For anyone interested in learning how to use Open Telemetry for distributed trac...

hendry · on May 27, 2021

Amount of "otel" instrumentation required in your code by LOC looks ridiculous to me.

Isn't it a better approach to just use logs?

e.g. defer ctx.WithField("path", path).Trace("opening").Stop(&err)

from https://medium.com/@tjholowaychuk/apex-log-e8d9627f4a9a

chrisz4 · on May 28, 2021

Once setup, I found that amount of code required for creating a simple trace via otel and logging is roughly the same.

Refer to: https://github.com/michaelperel/otel-demo/blob/master/cmd/se...
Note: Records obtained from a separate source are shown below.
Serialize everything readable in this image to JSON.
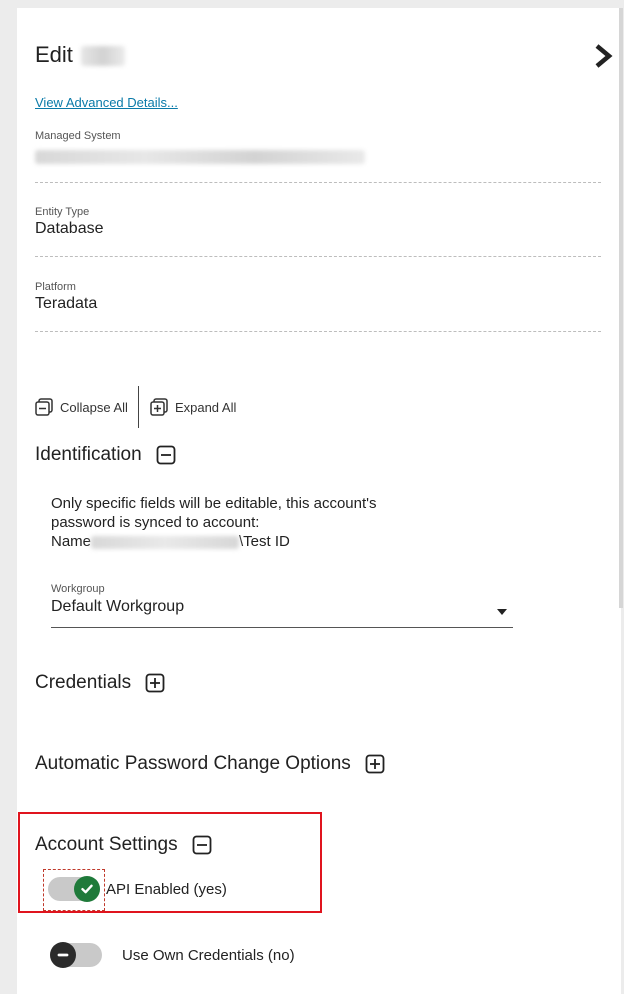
{
  "header": {
    "title": "Edit",
    "view_advanced": "View Advanced Details..."
  },
  "fields": {
    "managed_system": {
      "label": "Managed System",
      "value": ""
    },
    "entity_type": {
      "label": "Entity Type",
      "value": "Database"
    },
    "platform": {
      "label": "Platform",
      "value": "Teradata"
    }
  },
  "controls": {
    "collapse_all": "Collapse All",
    "expand_all": "Expand All"
  },
  "sections": {
    "identification": {
      "title": "Identification",
      "info_line1": "Only specific fields will be editable, this account's",
      "info_line2": "password is synced to account:",
      "info_name_prefix": "Name",
      "info_name_suffix": "\\Test ID",
      "workgroup_label": "Workgroup",
      "workgroup_value": "Default Workgroup"
    },
    "credentials": {
      "title": "Credentials"
    },
    "auto_password": {
      "title": "Automatic Password Change Options"
    },
    "account_settings": {
      "title": "Account Settings",
      "api_enabled_label": "API Enabled (yes)",
      "use_own_credentials_label": "Use Own Credentials (no)"
    }
  },
  "icons": {
    "panel_toggle": "chevron-right-icon",
    "collapse_all": "collapse-all-icon",
    "expand_all": "expand-all-icon",
    "collapse_section": "minus-box-icon",
    "expand_section": "plus-box-icon",
    "toggle_on": "check-circle-icon",
    "toggle_off": "minus-circle-icon"
  },
  "colors": {
    "link": "#0a7aa8",
    "toggle_on": "#1f7a3a",
    "toggle_off": "#2b2b2b",
    "highlight": "#e0141e"
  },
  "toggles": {
    "api_enabled": true,
    "use_own_credentials": false
  }
}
51: Start a span. Equivalent to one line of log 60: Add a event. Equivalent to one log 69: Set attribute. This retroactively add attribute to whole span since the start. While log don't have exact same effect, one line of log can be used here. 74: RecordError. Equivalent to one log

I haven't compare amount of code to setup a proper logger which connected to correct infra with amount of code to setup otel yet. Still, I don't think it gonna make much difference.

In general, I won't mind either approach if I get a great visualizer. The main reason I would choose OpenTelemetry is I get trace visualizers for free and I can switch to better visualizer anytime that I want.

aseipp · on May 27, 2021

Your counterexample is misleading, because a single simplistic function call is what happens in most of the code, e.g. creating spans for an arbitrary point in the code is like, 1 function call[1] after setup. I don't see anything egregious here. Of course, you also have to record where the span ends, but that's part of the game you're playing when you move beyond logs. You have to record that.

What you're probably looking at is all the boilerplate set up, e.g. configuring the provider and backend to point to the right stuff. It reminds me of SL4J, which isn't actually an insult. It's just boilerplate, because people want a lot out of their logging and tracing systems.

Demo applications like this are often easily misleading because there are only like 50 lines of "business logic" and 50 lines of tracing setup, so it makes it seem like the tracing is excessively hard. But those two things don't scale the same way. In a large application where tracing is really valuable, you'll have 100,000 lines of business logic, and still only 50 (or maybe like 100) lines of tracing setup, per application.[2] Actual usage at the call sites remains only a line or two in most cases, and easy to add as you need, where you need it, just like a logger.

It is also worth noting in other ecosystems like when I played with tokio_trace, I found integrating tracing easy, even at the very start. So some of this definitely involves the "philosophy" of the client library.

[1] https://github.com/michaelperel/otel-demo/blob/master/cmd/cl...

[2] I guess if the 100,000 LoC running your business is split into 2000 microservices with 50 lines each, then yes, it may be excessive.

bassdropvroom · on May 27, 2021

Opentelemetry is a lot more than that. It can handle traces across services.

hendry · on May 27, 2021

You can log and use a tool like AWS LogInsights to see the trace across services..

No code changes needed.

bassdropvroom · on May 27, 2021

Great, so now link each request across services, combined with the timings of each individual component within each service. LogInsights is for logging, not tracing. Logging is not a replacement for tracing.

hendry · on May 28, 2021

link request with X-Amzn-Trace-Id https://docs.aws.amazon.com/elasticloadbalancing/latest/appl... and yes you will have timings also in the structured log.

I am effectively getting trace level insights from my logs. I must be doing something wrong!

avinassh · on May 27, 2021

How much changes I need to make if I want to add open telemetry in my existing application?